The most famous of Korea’s east coast beaches, Gyeongpo Beach is also one of the most crowded, at least in summer, when the place can be wall-to-wall people (or wall-to-wall beach umbrellas, as it were). Fine white sand, backed up by verdant pine forests, extends up and down the coast for about 6 km. There’s plenty of motor-boating opportunities at the beach, too – just look for the boats (30,000 won for a short trip). Also along the beach is a strip of motels and restaurants – sort of like Miami Beach, just with less Art Deco and more love motels and raw fish joints.
Right behind the beach, Gyeongpoho Lake was originally a narrow-necked bay but sand and rock carried in by the tides eventually blocked it up, creating a shallow, placid lake. Its name means “clear like a mirror,” a reference to the stillness of its waters in contrast to the choppy water of the sea. Originally the lake was a full 12 km in circumference but, thanks to silting over the years, it is now just 4 km. In the center of the lake is a small rock island with a single Korean pagoda – it seems to be a popular resting place for birds. The lake is especially pretty in spring when the cherry trees that ring it are in full bloom.
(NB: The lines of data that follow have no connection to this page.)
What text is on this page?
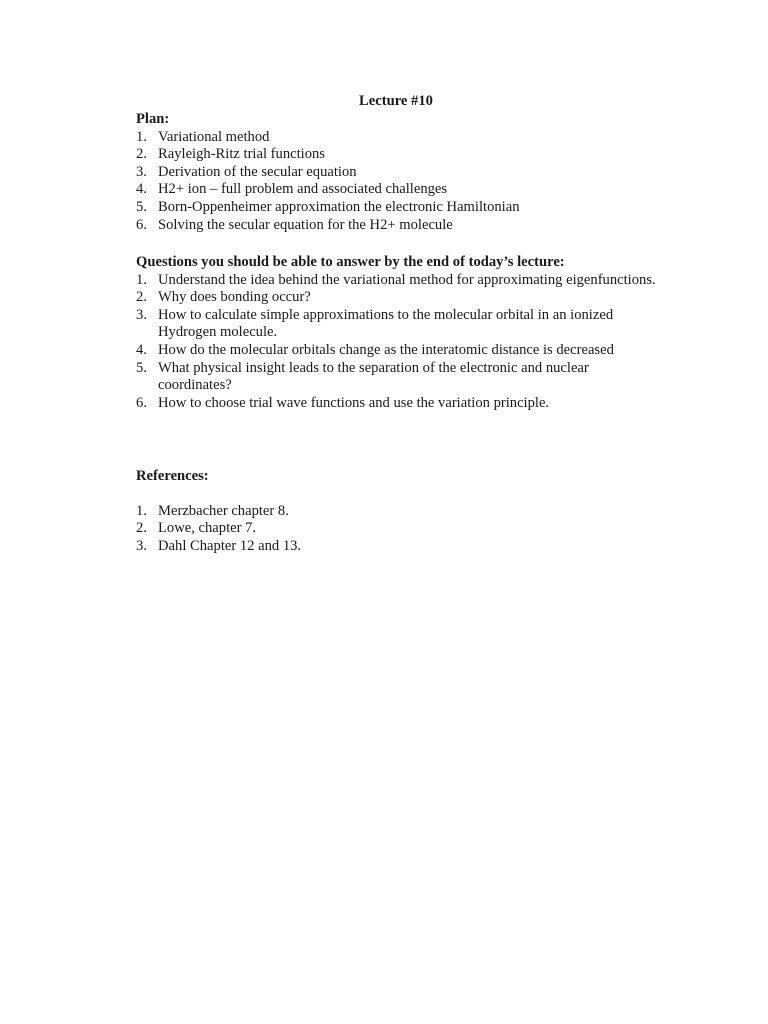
Lecture #10
Plan:
1. Variational method
2. Rayleigh-Ritz trial functions
3. Derivation of the secular equation
4. H2+ ion – full problem and associated challenges
5. Born-Oppenheimer approximation the electronic Hamiltonian
6. Solving the secular equation for the H2+ molecule
Questions you should be able to answer by the end of today’s lecture:
1. Understand the idea behind the variational method for approximating eigenfunctions.
2. Why does bonding occur?
3. How to calculate simple approximations to the molecular orbital in an ionized Hydrogen molecule.
4. How do the molecular orbitals change as the interatomic distance is decreased
5. What physical insight leads to the separation of the electronic and nuclear coordinates?
6. How to choose trial wave functions and use the variation principle.
References:
1. Merzbacher chapter 8.
2. Lowe, chapter 7.
3. Dahl Chapter 12 and 13.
On a hill overlooking the lake is Gyeongpodae, a handsome Korean pavilion with a fine view of the surroundings. It is famously said that from this pavilion, you can see “five moons” simultaneously: one in the sky, one reflected in the sea, one reflected in the lake, one reflected in your wine glass and the one reflected in your lover’s eyes.
Take the bus No. 202 from Gangneung Express Terminal and get off at Gyeongpo Beach. The trip takes about 20 minutes.